I have never done this but i think a steel dowel pin and a vise would work great. I would guess a 3/8" or 1/2" dowel pin. You could put one pin on opposite side of each other and put in a vise and crank shut until desired crimp.


----------



## swampboss (Sep 8, 2009)

mudwizer45044 said:


> does anyone have an idea on how to crip square tubing to make some climbing sticks?

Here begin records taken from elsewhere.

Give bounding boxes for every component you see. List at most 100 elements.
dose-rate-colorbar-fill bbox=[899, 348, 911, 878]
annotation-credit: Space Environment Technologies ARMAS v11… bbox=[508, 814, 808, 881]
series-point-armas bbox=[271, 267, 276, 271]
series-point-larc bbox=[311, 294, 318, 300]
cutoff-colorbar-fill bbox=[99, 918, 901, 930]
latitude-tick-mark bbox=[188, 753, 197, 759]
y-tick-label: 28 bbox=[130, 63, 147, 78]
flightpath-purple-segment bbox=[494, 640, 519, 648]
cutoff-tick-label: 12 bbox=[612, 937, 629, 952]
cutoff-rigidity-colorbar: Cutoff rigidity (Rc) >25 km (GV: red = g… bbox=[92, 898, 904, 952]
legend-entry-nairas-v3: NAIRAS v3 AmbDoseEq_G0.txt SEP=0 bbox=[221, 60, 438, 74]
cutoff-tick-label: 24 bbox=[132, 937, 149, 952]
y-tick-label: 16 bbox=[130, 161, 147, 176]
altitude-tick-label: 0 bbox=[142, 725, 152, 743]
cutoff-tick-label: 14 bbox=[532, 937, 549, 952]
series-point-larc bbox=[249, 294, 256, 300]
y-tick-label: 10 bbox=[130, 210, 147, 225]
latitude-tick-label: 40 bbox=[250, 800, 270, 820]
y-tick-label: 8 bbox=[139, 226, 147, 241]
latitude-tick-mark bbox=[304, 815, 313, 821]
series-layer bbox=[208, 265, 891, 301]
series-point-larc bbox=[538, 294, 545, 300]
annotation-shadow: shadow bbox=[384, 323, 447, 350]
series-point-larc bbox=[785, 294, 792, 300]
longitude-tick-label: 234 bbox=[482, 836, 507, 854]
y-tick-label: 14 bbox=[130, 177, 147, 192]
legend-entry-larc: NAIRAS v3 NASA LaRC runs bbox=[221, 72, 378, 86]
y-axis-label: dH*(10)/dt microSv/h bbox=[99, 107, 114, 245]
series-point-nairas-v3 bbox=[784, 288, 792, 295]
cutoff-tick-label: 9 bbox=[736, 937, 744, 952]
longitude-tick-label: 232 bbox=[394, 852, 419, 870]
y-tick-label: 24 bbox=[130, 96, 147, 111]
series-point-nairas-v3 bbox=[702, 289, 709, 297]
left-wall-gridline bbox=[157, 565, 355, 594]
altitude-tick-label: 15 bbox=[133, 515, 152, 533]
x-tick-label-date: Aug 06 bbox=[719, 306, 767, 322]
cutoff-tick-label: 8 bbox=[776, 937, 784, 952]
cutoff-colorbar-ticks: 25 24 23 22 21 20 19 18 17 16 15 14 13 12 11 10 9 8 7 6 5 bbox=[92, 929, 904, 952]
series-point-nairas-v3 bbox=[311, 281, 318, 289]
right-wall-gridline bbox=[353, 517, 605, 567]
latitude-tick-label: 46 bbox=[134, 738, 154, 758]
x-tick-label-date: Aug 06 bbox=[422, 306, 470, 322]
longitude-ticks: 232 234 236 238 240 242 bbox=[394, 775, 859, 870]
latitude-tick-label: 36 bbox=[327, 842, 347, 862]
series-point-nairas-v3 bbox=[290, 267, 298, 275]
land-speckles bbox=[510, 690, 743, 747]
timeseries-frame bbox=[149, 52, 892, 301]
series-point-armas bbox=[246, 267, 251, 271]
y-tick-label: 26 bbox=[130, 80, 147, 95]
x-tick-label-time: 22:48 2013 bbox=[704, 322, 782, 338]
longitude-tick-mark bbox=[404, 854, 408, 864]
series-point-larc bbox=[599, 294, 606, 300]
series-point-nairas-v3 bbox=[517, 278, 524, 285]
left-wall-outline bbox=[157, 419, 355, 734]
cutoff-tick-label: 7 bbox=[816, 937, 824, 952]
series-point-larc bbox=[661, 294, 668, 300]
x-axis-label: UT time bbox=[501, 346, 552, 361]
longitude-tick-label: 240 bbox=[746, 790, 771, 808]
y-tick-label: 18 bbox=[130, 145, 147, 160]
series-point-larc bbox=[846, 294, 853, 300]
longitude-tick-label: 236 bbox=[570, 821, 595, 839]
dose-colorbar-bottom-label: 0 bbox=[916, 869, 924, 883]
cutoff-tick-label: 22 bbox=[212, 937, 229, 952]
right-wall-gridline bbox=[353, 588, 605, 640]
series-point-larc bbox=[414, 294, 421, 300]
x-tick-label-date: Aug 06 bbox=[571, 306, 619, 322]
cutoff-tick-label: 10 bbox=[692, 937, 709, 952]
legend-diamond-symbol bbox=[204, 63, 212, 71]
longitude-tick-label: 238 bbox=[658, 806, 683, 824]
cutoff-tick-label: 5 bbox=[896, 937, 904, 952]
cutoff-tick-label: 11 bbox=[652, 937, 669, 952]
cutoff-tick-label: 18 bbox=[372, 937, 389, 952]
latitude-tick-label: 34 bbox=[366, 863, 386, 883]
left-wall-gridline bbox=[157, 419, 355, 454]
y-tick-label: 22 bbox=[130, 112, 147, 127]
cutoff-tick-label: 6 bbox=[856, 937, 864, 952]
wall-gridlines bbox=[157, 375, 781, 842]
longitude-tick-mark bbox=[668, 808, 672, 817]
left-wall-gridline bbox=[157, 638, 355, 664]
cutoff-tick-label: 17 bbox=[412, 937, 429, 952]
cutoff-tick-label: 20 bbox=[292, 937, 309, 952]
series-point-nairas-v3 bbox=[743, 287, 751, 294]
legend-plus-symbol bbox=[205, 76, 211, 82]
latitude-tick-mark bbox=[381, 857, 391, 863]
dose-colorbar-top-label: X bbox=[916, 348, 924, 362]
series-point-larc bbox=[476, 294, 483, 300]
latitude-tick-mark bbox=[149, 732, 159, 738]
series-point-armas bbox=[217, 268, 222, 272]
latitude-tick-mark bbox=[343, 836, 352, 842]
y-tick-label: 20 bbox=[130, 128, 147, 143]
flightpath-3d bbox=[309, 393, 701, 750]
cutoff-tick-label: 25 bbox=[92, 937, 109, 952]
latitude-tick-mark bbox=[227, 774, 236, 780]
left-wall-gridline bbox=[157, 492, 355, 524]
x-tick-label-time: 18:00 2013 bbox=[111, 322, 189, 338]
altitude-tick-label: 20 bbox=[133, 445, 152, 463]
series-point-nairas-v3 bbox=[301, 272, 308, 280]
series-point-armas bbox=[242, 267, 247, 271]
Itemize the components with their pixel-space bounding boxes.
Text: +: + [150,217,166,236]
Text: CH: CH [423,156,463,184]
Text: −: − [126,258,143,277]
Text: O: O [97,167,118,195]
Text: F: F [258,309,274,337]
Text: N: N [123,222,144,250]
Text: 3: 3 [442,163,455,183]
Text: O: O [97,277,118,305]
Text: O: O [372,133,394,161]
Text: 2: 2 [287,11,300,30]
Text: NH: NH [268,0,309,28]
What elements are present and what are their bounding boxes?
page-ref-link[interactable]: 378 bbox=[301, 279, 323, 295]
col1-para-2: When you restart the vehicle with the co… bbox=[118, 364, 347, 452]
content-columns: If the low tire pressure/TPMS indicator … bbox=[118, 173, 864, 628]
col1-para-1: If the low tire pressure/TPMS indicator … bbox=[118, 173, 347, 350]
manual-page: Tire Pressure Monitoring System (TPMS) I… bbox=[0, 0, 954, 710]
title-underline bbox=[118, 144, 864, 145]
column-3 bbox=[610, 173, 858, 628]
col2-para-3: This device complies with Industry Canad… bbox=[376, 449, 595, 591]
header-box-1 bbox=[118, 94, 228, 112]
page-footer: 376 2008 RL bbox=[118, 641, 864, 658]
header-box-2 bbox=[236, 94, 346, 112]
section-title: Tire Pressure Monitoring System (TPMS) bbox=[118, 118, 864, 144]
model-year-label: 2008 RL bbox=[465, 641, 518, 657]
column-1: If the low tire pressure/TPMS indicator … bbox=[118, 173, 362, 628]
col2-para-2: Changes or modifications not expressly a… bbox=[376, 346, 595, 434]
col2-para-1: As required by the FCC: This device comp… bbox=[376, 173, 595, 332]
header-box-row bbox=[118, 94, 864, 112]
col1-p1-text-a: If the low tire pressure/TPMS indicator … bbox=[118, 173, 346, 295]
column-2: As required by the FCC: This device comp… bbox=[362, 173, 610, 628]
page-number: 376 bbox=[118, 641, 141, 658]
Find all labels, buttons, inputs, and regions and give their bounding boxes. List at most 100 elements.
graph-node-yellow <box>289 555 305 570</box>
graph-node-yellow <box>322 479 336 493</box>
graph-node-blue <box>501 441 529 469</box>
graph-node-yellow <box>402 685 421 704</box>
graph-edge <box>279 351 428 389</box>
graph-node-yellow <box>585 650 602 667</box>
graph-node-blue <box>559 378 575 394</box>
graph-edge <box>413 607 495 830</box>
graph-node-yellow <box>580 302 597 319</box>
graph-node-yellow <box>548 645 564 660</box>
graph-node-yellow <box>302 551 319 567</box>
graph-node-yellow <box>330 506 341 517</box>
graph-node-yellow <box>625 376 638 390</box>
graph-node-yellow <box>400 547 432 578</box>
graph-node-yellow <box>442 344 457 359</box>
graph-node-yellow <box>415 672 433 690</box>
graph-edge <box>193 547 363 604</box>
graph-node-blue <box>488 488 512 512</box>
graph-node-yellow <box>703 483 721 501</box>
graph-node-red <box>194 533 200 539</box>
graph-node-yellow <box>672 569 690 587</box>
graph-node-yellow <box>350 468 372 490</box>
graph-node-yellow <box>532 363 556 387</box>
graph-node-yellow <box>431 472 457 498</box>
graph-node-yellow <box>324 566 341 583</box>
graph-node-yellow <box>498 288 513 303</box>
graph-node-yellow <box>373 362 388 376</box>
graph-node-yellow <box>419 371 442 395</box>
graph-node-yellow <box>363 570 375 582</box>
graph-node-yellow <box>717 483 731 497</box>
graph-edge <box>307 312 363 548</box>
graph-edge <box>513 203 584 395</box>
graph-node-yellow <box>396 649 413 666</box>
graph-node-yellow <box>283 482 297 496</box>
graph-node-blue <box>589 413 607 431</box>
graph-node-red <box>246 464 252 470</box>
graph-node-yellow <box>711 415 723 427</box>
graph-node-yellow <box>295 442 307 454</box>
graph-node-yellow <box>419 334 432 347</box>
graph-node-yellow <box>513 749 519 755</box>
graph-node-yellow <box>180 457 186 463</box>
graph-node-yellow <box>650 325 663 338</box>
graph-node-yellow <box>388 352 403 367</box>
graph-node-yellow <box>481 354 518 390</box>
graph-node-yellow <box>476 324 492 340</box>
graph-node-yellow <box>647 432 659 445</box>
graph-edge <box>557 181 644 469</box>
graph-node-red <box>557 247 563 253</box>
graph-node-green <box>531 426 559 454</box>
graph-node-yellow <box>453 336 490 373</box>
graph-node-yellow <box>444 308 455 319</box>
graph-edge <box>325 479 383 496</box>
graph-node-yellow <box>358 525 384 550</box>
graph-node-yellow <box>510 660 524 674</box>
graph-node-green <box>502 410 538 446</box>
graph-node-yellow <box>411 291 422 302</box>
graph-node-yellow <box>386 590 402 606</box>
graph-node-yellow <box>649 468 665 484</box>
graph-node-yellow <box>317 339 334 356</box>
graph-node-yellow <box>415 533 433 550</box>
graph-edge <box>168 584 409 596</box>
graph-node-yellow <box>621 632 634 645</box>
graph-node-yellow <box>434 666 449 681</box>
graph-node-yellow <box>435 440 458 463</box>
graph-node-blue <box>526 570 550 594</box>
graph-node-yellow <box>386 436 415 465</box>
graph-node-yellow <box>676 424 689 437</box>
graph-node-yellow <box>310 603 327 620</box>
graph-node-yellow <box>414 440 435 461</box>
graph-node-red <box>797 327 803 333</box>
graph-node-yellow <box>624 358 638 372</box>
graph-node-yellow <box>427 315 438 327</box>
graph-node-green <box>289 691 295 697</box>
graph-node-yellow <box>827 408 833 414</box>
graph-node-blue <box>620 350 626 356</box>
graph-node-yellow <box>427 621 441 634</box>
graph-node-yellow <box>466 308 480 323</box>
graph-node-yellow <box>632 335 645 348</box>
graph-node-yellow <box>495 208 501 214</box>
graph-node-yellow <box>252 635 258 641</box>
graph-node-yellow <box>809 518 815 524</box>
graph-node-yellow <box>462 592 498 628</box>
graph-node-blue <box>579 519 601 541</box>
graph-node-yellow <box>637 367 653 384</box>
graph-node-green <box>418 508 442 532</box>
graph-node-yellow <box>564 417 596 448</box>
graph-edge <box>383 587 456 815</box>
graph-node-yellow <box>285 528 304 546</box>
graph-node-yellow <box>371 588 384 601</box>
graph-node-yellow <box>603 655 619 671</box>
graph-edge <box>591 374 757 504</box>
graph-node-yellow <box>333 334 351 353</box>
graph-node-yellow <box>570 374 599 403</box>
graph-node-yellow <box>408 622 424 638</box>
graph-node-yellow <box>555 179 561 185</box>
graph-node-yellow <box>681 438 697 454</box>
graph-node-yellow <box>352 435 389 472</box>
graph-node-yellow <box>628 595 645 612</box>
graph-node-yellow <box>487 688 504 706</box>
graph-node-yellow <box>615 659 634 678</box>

I assume you trying to crimp one end to allow it to slide inside the next stick.
This is a hard thing to do by hand and have it come out with a good fit and be safe to use.Unless you are a highly skilled welder with a good shop. I suggest you weld a short piece the next size tube larger to make a connector. This is a good way if you are making two 10ft. sections. 
If you are making shorter packable 4ft. sticks don't connect them at all. Do a search on here for climbing sticks. There are some examples of good home made sticks to build from angle iron. One example uses one chain in the middle of the stick and "Y"s at the top and bottom


----------



## waylonb19 (Aug 17, 2005)

Another idea to do is just get a chunk of steel a size bigger then the tubing you have. Cut about 5-6" off and use that as a sleeve to slide over the two ends. Then just drill through the sleeve and your tubing and put a pin in them. You would want to drill and pin both sides. If you know how to weld just weld the sleeve on one side of your tubing then slide it over the other end and drill that one out and pin it so you would have 2 sections and can take them apart. My hunting buddy and I made about 15 sets of sticks (made them in 10' sections then pinned them) out of square tubing doing it this way.


----------



## Joe73 (Oct 18, 2009)

I've used 3/4" black pipe to make ladder sections. To connect them I get an 8 or 10 inch bolt that fits inside the pipe pretty close to snug. Then cut the head off the bolt, insert it half way in the pipe and weld the perimeter. The next section slides right on.


----------



## dxtbowhuntersj (May 8, 2008)

you could do the pipe thing with unions at the joints then you dont have to crimp it.


----------



## swampboss (Sep 8, 2009)

Check out these. No crimping needed. The center tube is square and the steps an Ys are angle. 
copy and paste this thread archerytalk.com/vb/showthread.php?t=819232


----------